Searching for “Word Styles” in this forum yields 50+ results…
If the question is “how to have style assignation be preserved between the two softwares ?”
as far as I know the answer is : it can’t be automatically done. (At least not for (custom) styles other than the standard body and headers. ← this being said solely based on Mad_Girl_Disease’s answer…)
But, one could have the styles more or less match, and use the select by similar formatting function (if one exists in MSword), and from there reassign the paragraphs to the corresponding (desired) style later on.
→ That is obviously not an operation one could wish to be doing over and over. So perhaps it’d be best then to elaborate a work strategy that doesn’t involve going back and forth between the two softwares on a constant basis.
Should the user learn to use it to its full potential, Scrivener has everything one needs to get the work done from start to finish. (Or at least pretty damn close, in the case one has ultra specific page formatting needs. (A children book with lots of images and warped text, for e.g., will most likely need to be tweaked afterwards in some other software.) …but other than that, all the tools and output capabilities are there.)

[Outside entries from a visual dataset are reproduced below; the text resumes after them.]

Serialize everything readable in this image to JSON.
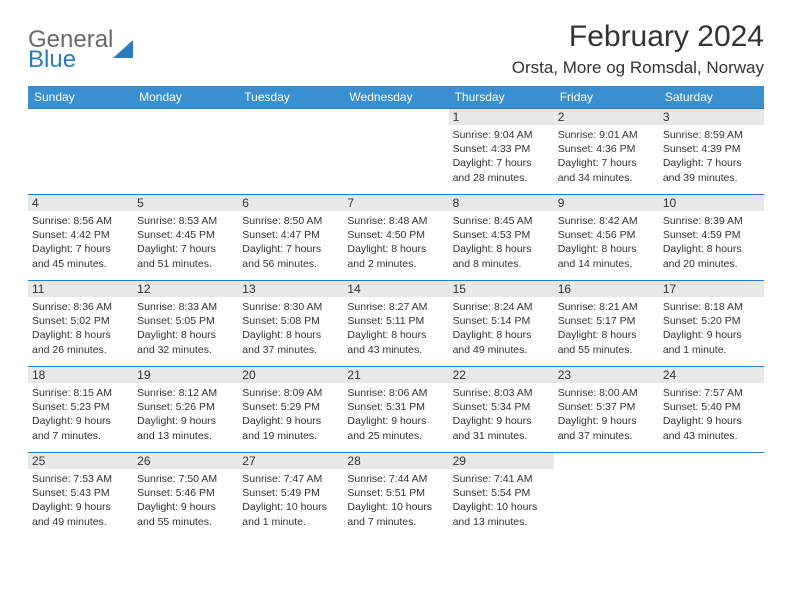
{
  "brand": {
    "part1": "General",
    "part2": "Blue"
  },
  "title": "February 2024",
  "location": "Orsta, More og Romsdal, Norway",
  "colors": {
    "header_bg": "#3a8fd0",
    "header_text": "#ffffff",
    "rule": "#2b7bbf",
    "daynum_bg": "#e8e8e8",
    "body_text": "#333333",
    "brand_gray": "#6a6a6a",
    "brand_blue": "#2b7bbf",
    "page_bg": "#ffffff"
  },
  "typography": {
    "title_fontsize": 30,
    "location_fontsize": 17,
    "header_fontsize": 12,
    "cell_fontsize": 10.5,
    "logo_fontsize": 24
  },
  "weekdays": [
    "Sunday",
    "Monday",
    "Tuesday",
    "Wednesday",
    "Thursday",
    "Friday",
    "Saturday"
  ],
  "weeks": [
    [
      null,
      null,
      null,
      null,
      {
        "n": "1",
        "sr": "Sunrise: 9:04 AM",
        "ss": "Sunset: 4:33 PM",
        "d1": "Daylight: 7 hours",
        "d2": "and 28 minutes."
      },
      {
        "n": "2",
        "sr": "Sunrise: 9:01 AM",
        "ss": "Sunset: 4:36 PM",
        "d1": "Daylight: 7 hours",
        "d2": "and 34 minutes."
      },
      {
        "n": "3",
        "sr": "Sunrise: 8:59 AM",
        "ss": "Sunset: 4:39 PM",
        "d1": "Daylight: 7 hours",
        "d2": "and 39 minutes."
      }
    ],
    [
      {
        "n": "4",
        "sr": "Sunrise: 8:56 AM",
        "ss": "Sunset: 4:42 PM",
        "d1": "Daylight: 7 hours",
        "d2": "and 45 minutes."
      },
      {
        "n": "5",
        "sr": "Sunrise: 8:53 AM",
        "ss": "Sunset: 4:45 PM",
        "d1": "Daylight: 7 hours",
        "d2": "and 51 minutes."
      },
      {
        "n": "6",
        "sr": "Sunrise: 8:50 AM",
        "ss": "Sunset: 4:47 PM",
        "d1": "Daylight: 7 hours",
        "d2": "and 56 minutes."
      },
      {
        "n": "7",
        "sr": "Sunrise: 8:48 AM",
        "ss": "Sunset: 4:50 PM",
        "d1": "Daylight: 8 hours",
        "d2": "and 2 minutes."
      },
      {
        "n": "8",
        "sr": "Sunrise: 8:45 AM",
        "ss": "Sunset: 4:53 PM",
        "d1": "Daylight: 8 hours",
        "d2": "and 8 minutes."
      },
      {
        "n": "9",
        "sr": "Sunrise: 8:42 AM",
        "ss": "Sunset: 4:56 PM",
        "d1": "Daylight: 8 hours",
        "d2": "and 14 minutes."
      },
      {
        "n": "10",
        "sr": "Sunrise: 8:39 AM",
        "ss": "Sunset: 4:59 PM",
        "d1": "Daylight: 8 hours",
        "d2": "and 20 minutes."
      }
    ],
    [
      {
        "n": "11",
        "sr": "Sunrise: 8:36 AM",
        "ss": "Sunset: 5:02 PM",
        "d1": "Daylight: 8 hours",
        "d2": "and 26 minutes."
      },
      {
        "n": "12",
        "sr": "Sunrise: 8:33 AM",
        "ss": "Sunset: 5:05 PM",
        "d1": "Daylight: 8 hours",
        "d2": "and 32 minutes."
      },
      {
        "n": "13",
        "sr": "Sunrise: 8:30 AM",
        "ss": "Sunset: 5:08 PM",
        "d1": "Daylight: 8 hours",
        "d2": "and 37 minutes."
      },
      {
        "n": "14",
        "sr": "Sunrise: 8:27 AM",
        "ss": "Sunset: 5:11 PM",
        "d1": "Daylight: 8 hours",
        "d2": "and 43 minutes."
      },
      {
        "n": "15",
        "sr": "Sunrise: 8:24 AM",
        "ss": "Sunset: 5:14 PM",
        "d1": "Daylight: 8 hours",
        "d2": "and 49 minutes."
      },
      {
        "n": "16",
        "sr": "Sunrise: 8:21 AM",
        "ss": "Sunset: 5:17 PM",
        "d1": "Daylight: 8 hours",
        "d2": "and 55 minutes."
      },
      {
        "n": "17",
        "sr": "Sunrise: 8:18 AM",
        "ss": "Sunset: 5:20 PM",
        "d1": "Daylight: 9 hours",
        "d2": "and 1 minute."
      }
    ],
    [
      {
        "n": "18",
        "sr": "Sunrise: 8:15 AM",
        "ss": "Sunset: 5:23 PM",
        "d1": "Daylight: 9 hours",
        "d2": "and 7 minutes."
      },
      {
        "n": "19",
        "sr": "Sunrise: 8:12 AM",
        "ss": "Sunset: 5:26 PM",
        "d1": "Daylight: 9 hours",
        "d2": "and 13 minutes."
      },
      {
        "n": "20",
        "sr": "Sunrise: 8:09 AM",
        "ss": "Sunset: 5:29 PM",
        "d1": "Daylight: 9 hours",
        "d2": "and 19 minutes."
      },
      {
        "n": "21",
        "sr": "Sunrise: 8:06 AM",
        "ss": "Sunset: 5:31 PM",
        "d1": "Daylight: 9 hours",
        "d2": "and 25 minutes."
      },
      {
        "n": "22",
        "sr": "Sunrise: 8:03 AM",
        "ss": "Sunset: 5:34 PM",
        "d1": "Daylight: 9 hours",
        "d2": "and 31 minutes."
      },
      {
        "n": "23",
        "sr": "Sunrise: 8:00 AM",
        "ss": "Sunset: 5:37 PM",
        "d1": "Daylight: 9 hours",
        "d2": "and 37 minutes."
      },
      {
        "n": "24",
        "sr": "Sunrise: 7:57 AM",
        "ss": "Sunset: 5:40 PM",
        "d1": "Daylight: 9 hours",
        "d2": "and 43 minutes."
      }
    ],
    [
      {
        "n": "25",
        "sr": "Sunrise: 7:53 AM",
        "ss": "Sunset: 5:43 PM",
        "d1": "Daylight: 9 hours",
        "d2": "and 49 minutes."
      },
      {
        "n": "26",
        "sr": "Sunrise: 7:50 AM",
        "ss": "Sunset: 5:46 PM",
        "d1": "Daylight: 9 hours",
        "d2": "and 55 minutes."
      },
      {
        "n": "27",
        "sr": "Sunrise: 7:47 AM",
        "ss": "Sunset: 5:49 PM",
        "d1": "Daylight: 10 hours",
        "d2": "and 1 minute."
      },
      {
        "n": "28",
        "sr": "Sunrise: 7:44 AM",
        "ss": "Sunset: 5:51 PM",
        "d1": "Daylight: 10 hours",
        "d2": "and 7 minutes."
      },
      {
        "n": "29",
        "sr": "Sunrise: 7:41 AM",
        "ss": "Sunset: 5:54 PM",
        "d1": "Daylight: 10 hours",
        "d2": "and 13 minutes."
      },
      null,
      null
    ]
  ]
}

To have Scrivener’s styles match those you have in MSword, paste text segments from MSword in your project, then create new styles – matching the names so you know what is what – from those segments in Scrivener.
Otherwise, I’d say that @Mad_Girl_Disease answer seems promising.
P.S. → In case you have chunks of your book that for some reason absolutely require to be handled parallelly in MSword, note that you can link to this/those file(s) inside your Scrivener project, and open them when needed from that said link. (You could even have them split across smaller files if and as needed, and have them be represented as the chunks that they are, where they should be among the whole book, as separate binder documents – otherwise empty – with their respective links inside.)